Mr Kenyatta faces charges of organising ethnic massacres that killed 1,200 people after the 2007 elections.
Mr Kenyatta denies the charges. His trial has been delayed several times because of a lack of evidence.
The hearing on 8 October aims to set a date for the trial to commence.
Witnesses for the prosecution have withdrawn from the case, and in September, the ICC decided to postpone the start of the trial after prosecutors said the Kenyan government had failed to hand over crucial documents.
Mr Kenyatta's lawyers have repeatedly said the whole case should be dropped because of a lack of evidence.
They had also asked the court to excuse Mr Kenyatta from the 8 October hearing on the grounds that he had other commitments in Uganda at the time.
The ICC rejected the request, saying that the matters to be discussed were at a critical stage and directly involved the interest of the accused and victims.
Scores of MPs and supporters of Mr Kenyatta have applied for Dutch visas in the hope of travelling to The Hague to back their leader.
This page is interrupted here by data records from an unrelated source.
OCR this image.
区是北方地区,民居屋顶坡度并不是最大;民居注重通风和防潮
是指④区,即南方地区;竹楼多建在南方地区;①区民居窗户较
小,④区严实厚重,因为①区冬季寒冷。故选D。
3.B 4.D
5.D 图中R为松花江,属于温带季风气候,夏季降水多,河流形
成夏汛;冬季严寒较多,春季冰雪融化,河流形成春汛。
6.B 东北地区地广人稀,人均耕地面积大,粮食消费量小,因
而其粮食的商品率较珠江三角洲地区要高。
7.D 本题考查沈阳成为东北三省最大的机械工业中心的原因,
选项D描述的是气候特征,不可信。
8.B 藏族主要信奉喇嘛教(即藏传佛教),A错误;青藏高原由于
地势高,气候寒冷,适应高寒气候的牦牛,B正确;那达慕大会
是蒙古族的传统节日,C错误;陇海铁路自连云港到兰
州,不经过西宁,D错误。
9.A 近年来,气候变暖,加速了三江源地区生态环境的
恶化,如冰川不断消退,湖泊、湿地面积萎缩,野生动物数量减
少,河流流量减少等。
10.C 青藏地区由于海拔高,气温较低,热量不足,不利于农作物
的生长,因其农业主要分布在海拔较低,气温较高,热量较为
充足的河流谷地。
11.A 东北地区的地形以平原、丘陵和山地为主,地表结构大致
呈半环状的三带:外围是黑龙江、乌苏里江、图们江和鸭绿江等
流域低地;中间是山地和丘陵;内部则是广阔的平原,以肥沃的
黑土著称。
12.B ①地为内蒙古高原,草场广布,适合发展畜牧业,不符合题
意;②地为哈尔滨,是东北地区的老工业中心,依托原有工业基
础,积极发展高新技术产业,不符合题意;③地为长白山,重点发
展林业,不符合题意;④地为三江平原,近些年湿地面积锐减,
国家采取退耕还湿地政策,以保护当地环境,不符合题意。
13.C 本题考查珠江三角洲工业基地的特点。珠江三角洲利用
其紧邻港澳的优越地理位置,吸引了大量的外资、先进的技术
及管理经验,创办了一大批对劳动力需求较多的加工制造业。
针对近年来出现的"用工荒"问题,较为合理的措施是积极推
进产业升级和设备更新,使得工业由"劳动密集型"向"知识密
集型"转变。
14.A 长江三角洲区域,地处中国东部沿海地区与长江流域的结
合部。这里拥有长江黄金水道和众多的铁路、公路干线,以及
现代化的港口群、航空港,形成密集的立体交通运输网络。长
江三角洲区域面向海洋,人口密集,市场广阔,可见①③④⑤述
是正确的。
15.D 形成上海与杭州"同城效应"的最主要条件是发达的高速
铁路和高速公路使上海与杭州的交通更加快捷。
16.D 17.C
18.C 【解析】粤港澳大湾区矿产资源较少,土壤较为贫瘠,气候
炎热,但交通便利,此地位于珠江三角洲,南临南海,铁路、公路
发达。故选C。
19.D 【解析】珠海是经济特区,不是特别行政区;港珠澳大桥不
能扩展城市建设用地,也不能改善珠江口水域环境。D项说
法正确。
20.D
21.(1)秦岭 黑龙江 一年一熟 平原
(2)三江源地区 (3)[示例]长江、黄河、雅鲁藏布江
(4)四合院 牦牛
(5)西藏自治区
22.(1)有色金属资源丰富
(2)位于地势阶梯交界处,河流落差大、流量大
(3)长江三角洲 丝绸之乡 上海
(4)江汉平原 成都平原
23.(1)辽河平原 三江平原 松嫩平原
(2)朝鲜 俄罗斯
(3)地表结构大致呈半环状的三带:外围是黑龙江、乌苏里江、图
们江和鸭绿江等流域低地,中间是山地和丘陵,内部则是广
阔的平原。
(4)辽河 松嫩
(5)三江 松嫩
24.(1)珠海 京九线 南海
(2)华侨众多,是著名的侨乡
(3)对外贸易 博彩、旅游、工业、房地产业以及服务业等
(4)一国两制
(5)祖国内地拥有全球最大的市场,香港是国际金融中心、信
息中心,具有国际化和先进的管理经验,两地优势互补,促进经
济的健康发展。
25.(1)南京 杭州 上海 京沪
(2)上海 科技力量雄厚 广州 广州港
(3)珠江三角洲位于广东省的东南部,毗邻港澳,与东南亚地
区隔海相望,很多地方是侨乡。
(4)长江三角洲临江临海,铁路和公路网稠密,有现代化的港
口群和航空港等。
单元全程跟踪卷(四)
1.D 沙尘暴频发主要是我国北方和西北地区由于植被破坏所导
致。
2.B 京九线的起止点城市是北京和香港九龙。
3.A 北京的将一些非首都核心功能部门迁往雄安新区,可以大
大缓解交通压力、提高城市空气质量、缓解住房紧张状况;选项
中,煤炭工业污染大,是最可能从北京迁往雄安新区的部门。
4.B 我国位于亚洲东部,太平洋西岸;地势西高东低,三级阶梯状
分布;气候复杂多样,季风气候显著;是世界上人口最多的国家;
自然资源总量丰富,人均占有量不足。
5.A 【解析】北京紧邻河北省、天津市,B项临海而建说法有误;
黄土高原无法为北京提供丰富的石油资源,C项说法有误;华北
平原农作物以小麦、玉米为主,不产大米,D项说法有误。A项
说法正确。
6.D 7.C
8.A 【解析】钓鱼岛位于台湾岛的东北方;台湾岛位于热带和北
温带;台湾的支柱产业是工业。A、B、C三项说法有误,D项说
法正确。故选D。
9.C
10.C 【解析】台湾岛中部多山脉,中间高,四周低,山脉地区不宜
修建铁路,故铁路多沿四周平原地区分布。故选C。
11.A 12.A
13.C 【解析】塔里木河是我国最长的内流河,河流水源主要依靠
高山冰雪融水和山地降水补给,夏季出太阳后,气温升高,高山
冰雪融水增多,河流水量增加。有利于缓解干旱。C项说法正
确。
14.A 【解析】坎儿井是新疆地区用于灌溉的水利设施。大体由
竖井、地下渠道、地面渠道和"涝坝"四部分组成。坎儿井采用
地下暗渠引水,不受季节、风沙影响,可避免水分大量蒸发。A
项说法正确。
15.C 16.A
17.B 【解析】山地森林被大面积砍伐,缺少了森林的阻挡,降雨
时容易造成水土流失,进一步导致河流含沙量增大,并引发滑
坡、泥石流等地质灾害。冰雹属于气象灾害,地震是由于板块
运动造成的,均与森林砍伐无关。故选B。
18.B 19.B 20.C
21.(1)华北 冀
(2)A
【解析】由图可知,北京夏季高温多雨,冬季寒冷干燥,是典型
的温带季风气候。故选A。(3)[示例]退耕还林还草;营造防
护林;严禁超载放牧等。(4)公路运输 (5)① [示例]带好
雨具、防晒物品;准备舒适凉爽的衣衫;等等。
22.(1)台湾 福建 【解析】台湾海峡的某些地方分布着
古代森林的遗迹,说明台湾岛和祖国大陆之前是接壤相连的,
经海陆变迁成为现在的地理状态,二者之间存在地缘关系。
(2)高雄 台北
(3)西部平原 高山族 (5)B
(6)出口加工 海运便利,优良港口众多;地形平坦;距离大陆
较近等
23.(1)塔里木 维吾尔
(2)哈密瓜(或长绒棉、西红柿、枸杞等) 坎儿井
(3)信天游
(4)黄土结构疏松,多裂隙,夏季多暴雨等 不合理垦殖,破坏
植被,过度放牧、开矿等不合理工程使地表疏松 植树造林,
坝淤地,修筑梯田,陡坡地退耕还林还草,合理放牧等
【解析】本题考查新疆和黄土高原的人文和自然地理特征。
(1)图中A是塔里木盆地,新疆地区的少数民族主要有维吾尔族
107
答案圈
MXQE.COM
"This is not Uhuru Kenyatta on trial," said Kenyan MP Moses Kuria. "Today he is President Uhuru Kenyatta and today he represents the sovereignty of this country and therefore it is the sovereignty of this country that is on trial."
According to the Associated Press news agency, Mr Kuria said he was the 94th legislator to have applied for a visa in Nairobi.
The agency quotes him as saying that he expected some 150 MPs to fly to The Hague next week.
Mr Kenyatta was elected in 2013, despite facing the charges. Analysts said he turned the prosecution to his advantage, portraying it as foreign intervention in Kenya's domestic affairs.
In 2007, Mr Kenyatta was a close ally of President Mwai Kibaki, who was declared the winner in that year's election despite claims of fraud from his rival Raila Odinga.
The disputes soon turned violent, with targeted killings along ethnic lines, pitting members of the Kikuyu ethnic group of Mr Kenyatta and Mr Kibaki against other communities.
Mr Kenyatta is accused of organising an ethnic Kikuyu gang, the Mungiki sect, to attack rival groups.
His Vice-President, William Ruto, faces similar charges, although he was on Mr Odinga's side during the violence.